I intend to be a transformational leader of U.S. psychology at a time when transformational leadership is both urgent and necessary. My overarching goal is to shift psychology from a secondary to a national and international priority by:

  1. Addressing “emotionally impoverished relationships” across political, racial, and class divides. Due to COVID restrictions, racial and economic disenfranchisement, technology, and other factors, this is our country’s number one psychosocial crisis in my view, and every one of my platforms pertains to it. In all frankness, I believe we need the equivalent of a Works Progress Administration-style approach to this problem, and I would call for that.
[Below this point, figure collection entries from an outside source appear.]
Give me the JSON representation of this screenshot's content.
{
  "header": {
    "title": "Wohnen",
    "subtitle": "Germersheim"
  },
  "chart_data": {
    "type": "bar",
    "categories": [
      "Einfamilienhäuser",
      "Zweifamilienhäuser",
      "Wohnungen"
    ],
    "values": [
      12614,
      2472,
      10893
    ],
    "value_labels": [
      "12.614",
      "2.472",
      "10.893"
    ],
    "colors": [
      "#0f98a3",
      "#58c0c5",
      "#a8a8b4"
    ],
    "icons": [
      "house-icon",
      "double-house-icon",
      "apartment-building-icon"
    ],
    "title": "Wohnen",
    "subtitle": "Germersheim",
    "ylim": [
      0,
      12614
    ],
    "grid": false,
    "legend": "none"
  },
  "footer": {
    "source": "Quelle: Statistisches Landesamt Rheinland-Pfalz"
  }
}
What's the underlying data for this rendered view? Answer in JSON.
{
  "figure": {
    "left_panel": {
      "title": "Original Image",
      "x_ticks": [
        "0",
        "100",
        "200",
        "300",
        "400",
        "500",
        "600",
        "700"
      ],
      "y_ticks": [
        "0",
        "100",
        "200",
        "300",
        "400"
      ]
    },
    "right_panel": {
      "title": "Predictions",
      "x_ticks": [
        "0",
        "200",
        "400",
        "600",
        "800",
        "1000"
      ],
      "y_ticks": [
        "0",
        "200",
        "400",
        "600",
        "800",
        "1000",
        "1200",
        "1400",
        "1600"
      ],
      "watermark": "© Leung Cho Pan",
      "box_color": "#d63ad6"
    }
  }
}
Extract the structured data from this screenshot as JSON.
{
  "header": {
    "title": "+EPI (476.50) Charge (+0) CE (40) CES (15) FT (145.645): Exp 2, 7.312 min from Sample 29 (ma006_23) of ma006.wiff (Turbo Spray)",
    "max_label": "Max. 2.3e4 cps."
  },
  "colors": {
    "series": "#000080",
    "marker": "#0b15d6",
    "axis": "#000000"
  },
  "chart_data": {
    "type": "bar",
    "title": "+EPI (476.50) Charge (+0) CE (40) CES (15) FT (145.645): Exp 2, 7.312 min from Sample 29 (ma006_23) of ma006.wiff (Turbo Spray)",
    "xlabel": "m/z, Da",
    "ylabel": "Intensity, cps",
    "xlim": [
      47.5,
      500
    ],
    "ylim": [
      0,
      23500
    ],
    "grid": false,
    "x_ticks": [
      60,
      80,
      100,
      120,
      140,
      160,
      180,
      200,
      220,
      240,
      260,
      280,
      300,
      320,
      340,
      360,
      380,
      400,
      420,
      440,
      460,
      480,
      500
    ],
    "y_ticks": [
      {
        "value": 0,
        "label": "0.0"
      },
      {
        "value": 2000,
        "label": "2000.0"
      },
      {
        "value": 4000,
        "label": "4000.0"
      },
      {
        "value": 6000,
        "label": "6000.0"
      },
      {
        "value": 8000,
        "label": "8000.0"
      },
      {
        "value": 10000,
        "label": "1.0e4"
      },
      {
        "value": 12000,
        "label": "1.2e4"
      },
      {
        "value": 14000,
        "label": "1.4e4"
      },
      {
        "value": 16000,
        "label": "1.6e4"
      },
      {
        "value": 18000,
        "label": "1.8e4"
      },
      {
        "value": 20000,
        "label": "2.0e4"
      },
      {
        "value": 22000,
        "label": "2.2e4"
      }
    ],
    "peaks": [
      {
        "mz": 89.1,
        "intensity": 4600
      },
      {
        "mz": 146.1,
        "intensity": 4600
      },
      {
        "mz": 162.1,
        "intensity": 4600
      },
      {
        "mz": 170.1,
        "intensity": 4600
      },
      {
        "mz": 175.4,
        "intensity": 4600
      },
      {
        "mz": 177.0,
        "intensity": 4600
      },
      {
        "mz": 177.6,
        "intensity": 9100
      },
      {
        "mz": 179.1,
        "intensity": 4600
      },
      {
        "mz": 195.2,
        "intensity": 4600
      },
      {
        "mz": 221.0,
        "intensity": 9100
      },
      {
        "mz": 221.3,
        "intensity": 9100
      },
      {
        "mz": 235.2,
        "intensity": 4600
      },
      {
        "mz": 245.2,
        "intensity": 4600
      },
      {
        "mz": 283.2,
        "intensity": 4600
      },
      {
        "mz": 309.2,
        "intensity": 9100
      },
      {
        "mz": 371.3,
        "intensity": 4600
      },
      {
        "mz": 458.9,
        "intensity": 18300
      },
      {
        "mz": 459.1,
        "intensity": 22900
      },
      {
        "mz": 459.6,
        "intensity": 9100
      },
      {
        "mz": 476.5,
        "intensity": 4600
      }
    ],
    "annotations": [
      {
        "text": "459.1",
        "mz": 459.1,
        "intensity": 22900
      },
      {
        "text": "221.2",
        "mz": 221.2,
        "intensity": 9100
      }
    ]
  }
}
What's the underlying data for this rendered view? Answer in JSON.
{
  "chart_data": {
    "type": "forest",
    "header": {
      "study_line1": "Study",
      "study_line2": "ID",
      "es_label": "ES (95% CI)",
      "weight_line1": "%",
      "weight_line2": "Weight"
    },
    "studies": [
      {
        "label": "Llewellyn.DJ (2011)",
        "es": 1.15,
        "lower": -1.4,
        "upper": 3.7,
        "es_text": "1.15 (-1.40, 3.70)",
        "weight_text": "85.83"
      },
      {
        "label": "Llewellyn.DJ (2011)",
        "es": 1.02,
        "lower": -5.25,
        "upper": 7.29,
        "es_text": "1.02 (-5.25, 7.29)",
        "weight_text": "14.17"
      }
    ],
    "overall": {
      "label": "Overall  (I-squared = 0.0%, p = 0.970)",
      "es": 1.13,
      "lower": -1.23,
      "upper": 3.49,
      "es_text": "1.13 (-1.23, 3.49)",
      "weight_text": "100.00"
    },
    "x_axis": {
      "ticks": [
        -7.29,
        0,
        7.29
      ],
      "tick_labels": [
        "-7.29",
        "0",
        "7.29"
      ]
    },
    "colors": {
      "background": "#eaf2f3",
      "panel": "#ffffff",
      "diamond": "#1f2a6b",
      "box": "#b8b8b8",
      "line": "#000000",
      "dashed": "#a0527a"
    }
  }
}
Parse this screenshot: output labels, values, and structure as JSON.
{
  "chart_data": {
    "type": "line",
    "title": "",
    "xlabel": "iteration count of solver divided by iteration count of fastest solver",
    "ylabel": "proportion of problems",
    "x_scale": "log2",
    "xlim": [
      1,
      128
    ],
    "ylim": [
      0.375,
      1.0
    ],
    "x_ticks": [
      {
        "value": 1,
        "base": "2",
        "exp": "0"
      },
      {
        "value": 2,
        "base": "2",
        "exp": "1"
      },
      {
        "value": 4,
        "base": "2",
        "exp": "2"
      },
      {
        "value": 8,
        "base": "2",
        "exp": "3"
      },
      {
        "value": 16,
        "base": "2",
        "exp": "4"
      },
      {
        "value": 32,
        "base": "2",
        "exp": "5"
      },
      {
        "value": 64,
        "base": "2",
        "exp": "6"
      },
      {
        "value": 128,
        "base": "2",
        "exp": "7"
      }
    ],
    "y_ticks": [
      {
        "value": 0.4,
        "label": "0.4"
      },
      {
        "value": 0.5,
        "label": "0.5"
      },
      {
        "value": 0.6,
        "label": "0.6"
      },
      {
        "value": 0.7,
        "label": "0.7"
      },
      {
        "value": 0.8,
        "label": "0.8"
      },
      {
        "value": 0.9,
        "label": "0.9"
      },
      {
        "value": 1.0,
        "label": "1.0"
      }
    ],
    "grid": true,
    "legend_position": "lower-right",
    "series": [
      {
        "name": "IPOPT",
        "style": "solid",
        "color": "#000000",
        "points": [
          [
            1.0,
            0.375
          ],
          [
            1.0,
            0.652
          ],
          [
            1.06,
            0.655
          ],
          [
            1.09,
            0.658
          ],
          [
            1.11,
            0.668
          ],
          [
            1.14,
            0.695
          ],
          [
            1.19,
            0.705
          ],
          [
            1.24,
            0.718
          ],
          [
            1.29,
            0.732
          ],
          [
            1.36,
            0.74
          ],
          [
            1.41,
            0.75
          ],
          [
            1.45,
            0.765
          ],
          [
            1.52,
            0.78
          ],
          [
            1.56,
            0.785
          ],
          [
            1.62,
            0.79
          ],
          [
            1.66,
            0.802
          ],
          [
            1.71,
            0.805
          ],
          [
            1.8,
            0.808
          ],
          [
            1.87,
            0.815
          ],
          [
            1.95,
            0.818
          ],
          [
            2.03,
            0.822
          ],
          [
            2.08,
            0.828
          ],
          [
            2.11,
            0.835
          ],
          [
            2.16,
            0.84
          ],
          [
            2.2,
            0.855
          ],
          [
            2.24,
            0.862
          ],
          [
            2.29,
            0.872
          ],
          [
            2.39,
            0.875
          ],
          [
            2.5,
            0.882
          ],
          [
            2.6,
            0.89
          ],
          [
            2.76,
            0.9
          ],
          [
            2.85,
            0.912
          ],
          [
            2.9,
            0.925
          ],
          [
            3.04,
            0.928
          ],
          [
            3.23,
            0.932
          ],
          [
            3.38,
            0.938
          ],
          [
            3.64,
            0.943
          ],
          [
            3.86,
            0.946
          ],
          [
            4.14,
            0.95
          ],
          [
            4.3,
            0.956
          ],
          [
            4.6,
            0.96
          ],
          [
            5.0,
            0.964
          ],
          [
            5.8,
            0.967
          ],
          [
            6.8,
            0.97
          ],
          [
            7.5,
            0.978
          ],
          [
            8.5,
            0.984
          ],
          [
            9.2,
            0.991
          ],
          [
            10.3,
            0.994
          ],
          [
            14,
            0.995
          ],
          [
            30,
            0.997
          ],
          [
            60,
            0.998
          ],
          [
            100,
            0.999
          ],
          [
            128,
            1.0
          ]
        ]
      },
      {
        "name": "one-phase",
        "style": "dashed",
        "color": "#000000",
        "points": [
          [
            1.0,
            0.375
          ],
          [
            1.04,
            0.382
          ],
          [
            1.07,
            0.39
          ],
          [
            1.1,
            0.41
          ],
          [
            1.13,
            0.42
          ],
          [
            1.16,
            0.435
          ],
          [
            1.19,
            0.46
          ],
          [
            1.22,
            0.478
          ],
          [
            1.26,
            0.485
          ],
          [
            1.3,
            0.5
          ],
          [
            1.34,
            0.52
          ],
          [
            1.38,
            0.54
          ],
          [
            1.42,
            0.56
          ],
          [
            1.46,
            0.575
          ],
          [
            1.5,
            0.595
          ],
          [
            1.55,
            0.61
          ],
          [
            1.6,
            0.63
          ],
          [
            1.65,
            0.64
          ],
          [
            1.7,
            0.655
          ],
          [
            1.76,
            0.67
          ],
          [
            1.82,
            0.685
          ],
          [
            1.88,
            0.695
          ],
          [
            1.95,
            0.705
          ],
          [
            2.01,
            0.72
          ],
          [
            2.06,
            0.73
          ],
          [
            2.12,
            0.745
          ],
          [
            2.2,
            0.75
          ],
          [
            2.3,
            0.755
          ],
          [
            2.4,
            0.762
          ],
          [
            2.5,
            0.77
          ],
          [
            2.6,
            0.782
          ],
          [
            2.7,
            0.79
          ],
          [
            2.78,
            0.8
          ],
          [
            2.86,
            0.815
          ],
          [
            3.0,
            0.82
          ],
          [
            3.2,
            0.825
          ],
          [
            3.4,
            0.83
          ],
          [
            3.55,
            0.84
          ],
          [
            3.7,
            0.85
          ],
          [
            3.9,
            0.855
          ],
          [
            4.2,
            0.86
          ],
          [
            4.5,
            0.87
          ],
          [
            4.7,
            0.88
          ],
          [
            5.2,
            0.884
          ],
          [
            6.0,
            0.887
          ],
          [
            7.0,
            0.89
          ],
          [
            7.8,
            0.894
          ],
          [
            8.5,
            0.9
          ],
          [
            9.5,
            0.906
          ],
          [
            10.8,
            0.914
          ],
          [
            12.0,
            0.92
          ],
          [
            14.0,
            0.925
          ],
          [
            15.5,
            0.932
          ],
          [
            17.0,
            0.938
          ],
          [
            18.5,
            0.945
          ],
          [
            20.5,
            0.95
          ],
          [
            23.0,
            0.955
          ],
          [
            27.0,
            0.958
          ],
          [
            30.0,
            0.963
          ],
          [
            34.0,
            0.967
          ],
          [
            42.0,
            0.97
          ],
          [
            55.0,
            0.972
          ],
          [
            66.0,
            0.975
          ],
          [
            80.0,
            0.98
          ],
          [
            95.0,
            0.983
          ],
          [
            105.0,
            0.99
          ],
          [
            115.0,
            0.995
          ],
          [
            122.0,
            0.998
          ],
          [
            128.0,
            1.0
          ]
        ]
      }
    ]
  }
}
  1. Mobilizing psychologists to facilitate healing dialogues to address the alarming political and racial divides in our country and within our profession. See The Depolarizing of America and demonstrations of a healing dialogue format I developed and continue to facilitate called the Experiential Democracy Dialogue. Applications of this format to divides within our society and profession are available on my website.
  1. Developing a Relational Equity Task Force to further the work of APA’s current Equity, Diversity and Inclusion Framework, but with an emphasis on optimizing in- depth, emotionally-reparative mental healthcare and organizational functioning— particularly in underserved areas. This includes an APA-sponsored extension of waivers nationwide for cross state telehealth service until the PSYPACT legislation is complete. Right now, interjurisdictional practice is limited to the 27 states that have enacted the PSYPACT agreement, leaving 23 states, including New York and California barred from providing services across state lines.  Again, one of the chief problems in our country is the inequitable provision of longer-term, relationally-centered facilitators to address the appalling deprivation of such opportunities in the culture at large, and we are paying the price for this deprivation with crushing rates of depression, isolation, anxiety, addiction, and crime. The elaboration of medical, vocational, legal, and other off-sets would also be key to this Task Force’s inquiry.
  1. Calling for a summit of leaders in all our specialties to investigate how we can holistically address the many psychosocial crises of our time. These include violence, racism, healthcare, political extremism, climate change, educational inequities, and domestic abuse, just to name a few—and the need to communicate our findings to media, the public, and the government.
  1. Calling for a Presidential Task Force to investigate the merit of urging the U.S. Congress to create an Office of Psychological Consultant(s) to the U.S. This office  would be comprised of distinguished experts in psychosocial approaches to mental healthcare and organizational functioning, and would augment the excellent work of our current APA advocacy efforts by 1) promoting innovative national programs, such as the healing dialogues movement and in-depth therapy in underserved communities; 2)  being available 24/7 from within government to advise leaders from the executive branch to Congress to the U.S. public on the present crises we face; and 3) utilizing the large presence of a government office to boost our media presence and public voice.
To sum, I believe emotionally-impoverished relationships are America’s major psychosocial crisis, and that psychology should take the lead in addressing that crisis.  Every one of my platforms—healing dialogues, relational equity, APA’s holistic application of its specialties, and a federal office of psychological consultants—is aimed at remedying emotionally-impoverished relationships. And to the extent we remedy these relationships, we revitalize life.